A quadratic equation is a type of polynomial equation where the highest degree is 2. This means the variable, typically represented as "x," is squared. A standard form of a quadratic equation is given by \( ax^{2} + bx + c = 0 \). Here, "a," "b," and "c" represent the coefficients, and they are crucial in solving the equation. Each quadratic equation has three key components:

• The term \( ax^{2} \) is the quadratic term. The coefficient "a" must be non-zero.
• The term "bx" acts as the linear term.
• "c" is the constant term which doesn’t include the variable "x."

Understanding these components helps in determining the structure of the quadratic function. Solving a quadratic equation involves finding the values of "x" that make the equation equal to zero. For each equation, the discriminant plays a pivotal role in understanding the nature of these solutions.

For any quadratic equation, the discriminant, represented as \( D \), helps us determine the number and nature of solutions. The discriminant formula \( D = b^{2} - 4ac \) is derived from the coefficients of the quadratic equation. The value of "D" differs in indicating types of solutions:

• If \( D > 0 \), the quadratic equation has two real and distinct solutions. This means the graph of the equation intersects the x-axis at two points.
• If \( D = 0 \), it has exactly one real solution, often referred to as a repeated or double root, meaning the graph touches the x-axis at only one point.
• If \( D < 0 \), the solutions are complex or imaginary, and the graph does not intersect the x-axis.

In our original equation \( x^{2} - 3x - 7 = 0 \), the discriminant value is 37, which is greater than zero. Therefore, it confirms that there are two real and distinct solutions.

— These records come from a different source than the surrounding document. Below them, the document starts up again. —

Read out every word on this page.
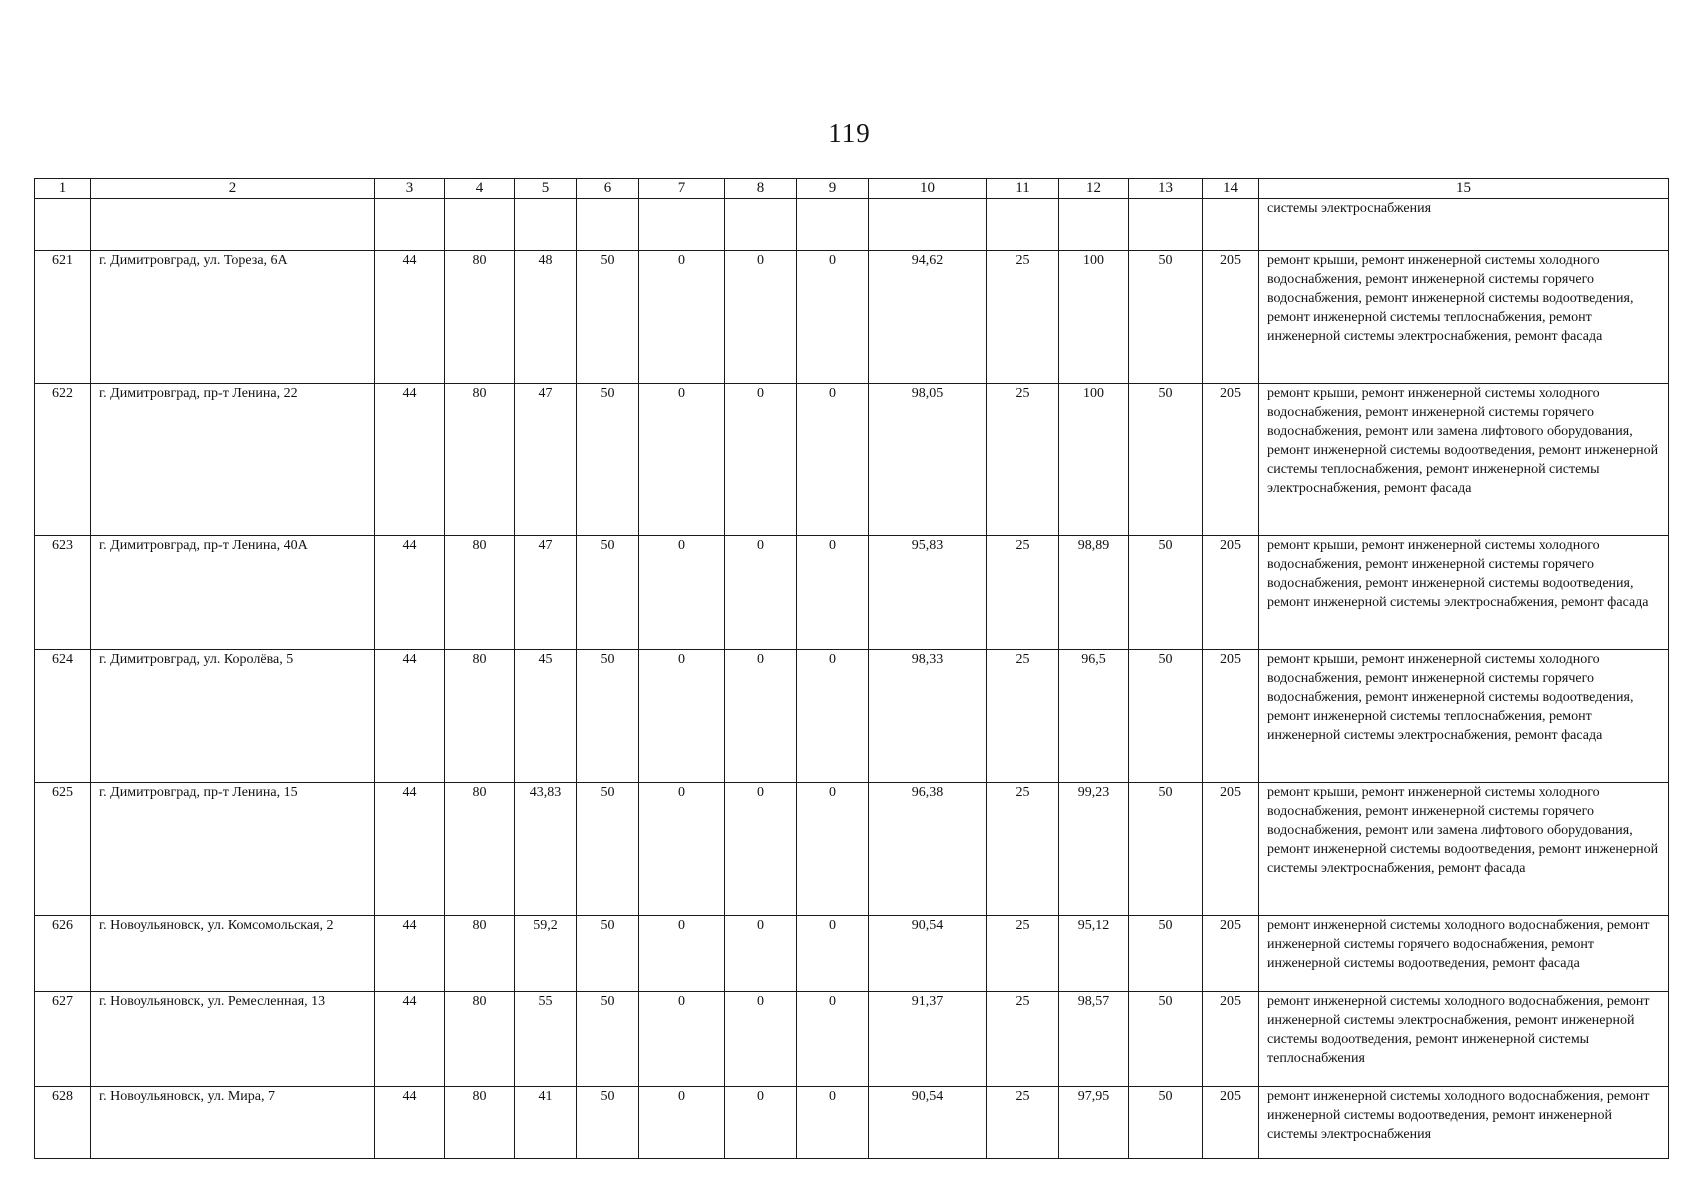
119
1	2	3	4	5	6	7	8	9	10	11	12	13	14	15
														системы электроснабжения
621	г. Димитровград, ул. Тореза, 6А	44	80	48	50	0	0	0	94,62	25	100	50	205	ремонт крыши, ремонт инженерной системы холодного водоснабжения, ремонт инженерной системы горячего водоснабжения, ремонт инженерной системы водоотведения, ремонт инженерной системы теплоснабжения, ремонт инженерной системы электроснабжения, ремонт фасада
622	г. Димитровград, пр-т Ленина, 22	44	80	47	50	0	0	0	98,05	25	100	50	205	ремонт крыши, ремонт инженерной системы холодного водоснабжения, ремонт инженерной системы горячего водоснабжения, ремонт или замена лифтового оборудования, ремонт инженерной системы водоотведения, ремонт инженерной системы теплоснабжения, ремонт инженерной системы электроснабжения, ремонт фасада
623	г. Димитровград, пр-т Ленина, 40А	44	80	47	50	0	0	0	95,83	25	98,89	50	205	ремонт крыши, ремонт инженерной системы холодного водоснабжения, ремонт инженерной системы горячего водоснабжения, ремонт инженерной системы водоотведения, ремонт инженерной системы электроснабжения, ремонт фасада
624	г. Димитровград, ул. Королёва, 5	44	80	45	50	0	0	0	98,33	25	96,5	50	205	ремонт крыши, ремонт инженерной системы холодного водоснабжения, ремонт инженерной системы горячего водоснабжения, ремонт инженерной системы водоотведения, ремонт инженерной системы теплоснабжения, ремонт инженерной системы электроснабжения, ремонт фасада
625	г. Димитровград, пр-т Ленина, 15	44	80	43,83	50	0	0	0	96,38	25	99,23	50	205	ремонт крыши, ремонт инженерной системы холодного водоснабжения, ремонт инженерной системы горячего водоснабжения, ремонт или замена лифтового оборудования, ремонт инженерной системы водоотведения, ремонт инженерной системы электроснабжения, ремонт фасада
626	г. Новоульяновск, ул. Комсомольская, 2	44	80	59,2	50	0	0	0	90,54	25	95,12	50	205	ремонт инженерной системы холодного водоснабжения, ремонт инженерной системы горячего водоснабжения, ремонт инженерной системы водоотведения, ремонт фасада
627	г. Новоульяновск, ул. Ремесленная, 13	44	80	55	50	0	0	0	91,37	25	98,57	50	205	ремонт инженерной системы холодного водоснабжения, ремонт инженерной системы электроснабжения, ремонт инженерной системы водоотведения, ремонт инженерной системы теплоснабжения
628	г. Новоульяновск, ул. Мира, 7	44	80	41	50	0	0	0	90,54	25	97,95	50	205	ремонт инженерной системы холодного водоснабжения, ремонт инженерной системы водоотведения, ремонт инженерной системы электроснабжения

Coefficients are numerical values or constants that multiply the variable(s) in a polynomial equation. In a quadratic equation such as \( ax^{2} + bx + c = 0 \), the coefficients "a," "b," and "c" determine the function's shape and position on the graph.

• "a" is the coefficient of the square term. It influences the parabola's direction (opening upwards if positive and downwards if negative) and its "width."
• "b" is the coefficient of the linear term. It affects the position of the parabola along the x-axis and the parabola's axis of symmetry.
• "c" is the constant term that shifts the graph up or down along the y-axis.

In our specific equation, the values are \( a = 1 \), \( b = -3 \), and \( c = -7 \). Accurately identifying these values is essential, especially when calculating the discriminant or deriving solutions through methods like factoring or using the quadratic formula.